We are still in the woods and it's getting later in the day. The economic landscape is looking smoother, but there are a lot more obstacles before we get back on track. The good news? We have everyone's attention. The bad news? Everyone is sending conflicting signals.
There are major issues that are not resolved that could lead us into a repeat of the extended recession seen in 2001-02. That would be bad enough, except that this recession is already deeper and broader.
The first major issue is the consumer. Consumer confidence is not high enough to signal any significant change in the level of consumption. That attitude is reinforced by the level of bankruptcies, mortgage foreclosures and unemployment. Any one of these would be a problem for consumer confidence, but these are just three of the headline-grabbers.
Going through the summer, we will likely see an increase in foreclosures from April and May while unemployment is expected to continue growing until the end of this year. Small business bankruptcies will increase in the next few months as those barely hanging on will no longer be able to get working capital as interest rates rise along with credit standards. Make no mistake, banks will not loan to at-risk clients due to the significant repercussions from federal oversight. Furthermore, banks will be required to obtain larger pools of reserve capital than they currently have, which diverts funds from loans. There is no relief in sight until much later this year.
The next major issue is the role of inflation. A year ago, diesel fuel was over $4.50/gal. At the time of this writing, it's above $2.50/gal. That should be great news for motor carriers as well as consumers as gasoline has had nearly the same size decline. However, it is more about what is happening now than a year ago. In the past five months, fuel prices are up 7%, and heading higher. Both motor carriers and consumers are spending more of their disposable income for fuel and not for other goods and services. Rising interest rates will further reduce disposable income. Inflation is being held in check, in part, by downsizing the quantity of goods and services sold. A doctor's visit is shorter and products include fewer frills, but there's been no change in price from a year ago — that is a form of inflation.
It is estimated that there will be 6.3 million unemployed at year's end. Hard to see how that helps to spur consumption, but economists do show consumer spending up in the fourth quarter. The President has said that the stimulus package will add/save 600,000 jobs by year end. That leaves 5.7 million looking for work and another 2 million not looking for work because they were unable to find jobs. The employment structure will appear to be more part-time and less skill-based than before. In addtion, baby boomers will forego retirement and take on part-time work to supplement their incomes. The federal agency charged with insuring pension funds had an $11 billion deficit at the end of fiscal 2008, without the auto sector charges. In sum, there may not be enough cash coming into households to sustain a recovery.

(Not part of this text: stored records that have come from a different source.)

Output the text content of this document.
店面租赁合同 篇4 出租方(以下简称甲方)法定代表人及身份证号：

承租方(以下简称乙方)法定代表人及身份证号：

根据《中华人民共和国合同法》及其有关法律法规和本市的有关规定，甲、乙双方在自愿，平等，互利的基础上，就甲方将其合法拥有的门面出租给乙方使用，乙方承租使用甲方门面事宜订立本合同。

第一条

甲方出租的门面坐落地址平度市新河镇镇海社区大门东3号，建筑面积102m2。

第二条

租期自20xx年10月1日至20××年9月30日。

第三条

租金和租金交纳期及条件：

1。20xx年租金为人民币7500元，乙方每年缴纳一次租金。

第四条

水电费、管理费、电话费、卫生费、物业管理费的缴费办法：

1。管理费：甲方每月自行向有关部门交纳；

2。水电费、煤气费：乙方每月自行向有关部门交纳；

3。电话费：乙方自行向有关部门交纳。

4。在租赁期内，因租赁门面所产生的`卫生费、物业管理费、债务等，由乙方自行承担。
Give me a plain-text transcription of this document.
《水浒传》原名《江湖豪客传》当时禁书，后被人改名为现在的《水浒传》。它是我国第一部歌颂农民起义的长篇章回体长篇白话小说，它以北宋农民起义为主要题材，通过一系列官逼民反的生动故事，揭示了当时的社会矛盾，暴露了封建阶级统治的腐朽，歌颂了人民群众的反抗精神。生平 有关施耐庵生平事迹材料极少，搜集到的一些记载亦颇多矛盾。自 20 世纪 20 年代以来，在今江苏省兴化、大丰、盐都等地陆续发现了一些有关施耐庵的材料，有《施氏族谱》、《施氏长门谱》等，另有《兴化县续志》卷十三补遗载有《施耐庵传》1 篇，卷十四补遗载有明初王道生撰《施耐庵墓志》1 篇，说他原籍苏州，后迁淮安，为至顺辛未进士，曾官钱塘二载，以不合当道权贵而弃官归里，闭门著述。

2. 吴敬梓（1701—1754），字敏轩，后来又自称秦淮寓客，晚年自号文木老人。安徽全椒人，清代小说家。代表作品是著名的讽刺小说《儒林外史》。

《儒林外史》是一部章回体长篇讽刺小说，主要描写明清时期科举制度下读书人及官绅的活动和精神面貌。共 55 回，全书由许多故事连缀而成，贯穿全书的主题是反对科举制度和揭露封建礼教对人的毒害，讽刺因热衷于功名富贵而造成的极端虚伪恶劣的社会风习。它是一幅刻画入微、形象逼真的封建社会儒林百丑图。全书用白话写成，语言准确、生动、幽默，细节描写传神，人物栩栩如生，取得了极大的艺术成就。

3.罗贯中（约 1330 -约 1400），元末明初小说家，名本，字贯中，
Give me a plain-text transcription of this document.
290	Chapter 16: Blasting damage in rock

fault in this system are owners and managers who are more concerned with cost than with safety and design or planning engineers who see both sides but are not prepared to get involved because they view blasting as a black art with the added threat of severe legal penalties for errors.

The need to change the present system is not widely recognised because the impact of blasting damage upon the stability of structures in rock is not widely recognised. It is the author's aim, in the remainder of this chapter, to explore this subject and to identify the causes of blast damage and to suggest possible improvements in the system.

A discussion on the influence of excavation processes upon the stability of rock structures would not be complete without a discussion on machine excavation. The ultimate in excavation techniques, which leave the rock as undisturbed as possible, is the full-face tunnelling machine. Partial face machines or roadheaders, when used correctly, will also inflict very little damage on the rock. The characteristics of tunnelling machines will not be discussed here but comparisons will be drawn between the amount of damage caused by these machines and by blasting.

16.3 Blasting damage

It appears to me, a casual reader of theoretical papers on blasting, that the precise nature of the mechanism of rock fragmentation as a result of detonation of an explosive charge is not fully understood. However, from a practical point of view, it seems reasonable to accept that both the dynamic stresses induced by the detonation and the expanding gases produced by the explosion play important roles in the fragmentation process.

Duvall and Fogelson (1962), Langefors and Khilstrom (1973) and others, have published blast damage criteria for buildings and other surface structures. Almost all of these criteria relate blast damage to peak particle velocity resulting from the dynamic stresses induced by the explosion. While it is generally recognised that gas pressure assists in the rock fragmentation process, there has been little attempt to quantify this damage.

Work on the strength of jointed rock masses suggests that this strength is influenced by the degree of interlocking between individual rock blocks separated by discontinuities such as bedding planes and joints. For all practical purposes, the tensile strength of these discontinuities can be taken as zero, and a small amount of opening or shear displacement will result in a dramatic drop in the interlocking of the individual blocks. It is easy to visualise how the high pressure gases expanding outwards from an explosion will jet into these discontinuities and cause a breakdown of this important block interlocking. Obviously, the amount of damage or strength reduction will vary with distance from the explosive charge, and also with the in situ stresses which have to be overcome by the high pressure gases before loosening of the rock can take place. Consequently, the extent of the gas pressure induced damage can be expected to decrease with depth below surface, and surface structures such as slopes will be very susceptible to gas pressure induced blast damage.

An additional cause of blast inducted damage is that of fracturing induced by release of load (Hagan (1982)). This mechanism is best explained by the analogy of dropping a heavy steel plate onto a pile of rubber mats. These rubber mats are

Home-building permits came in at 494,000 last April, down from 2.2 million in January 2006. Household wealth declined $11.1 trillion during 2008 and has not stopped declining since. Where is the growth going to come from?
Small-business formation has been one of the mainstays of any economic recovery; however, capital is needed to start and sustain a business while in its formative stage. No such luck this time around.
Recovery is all in the eyes of the beholder.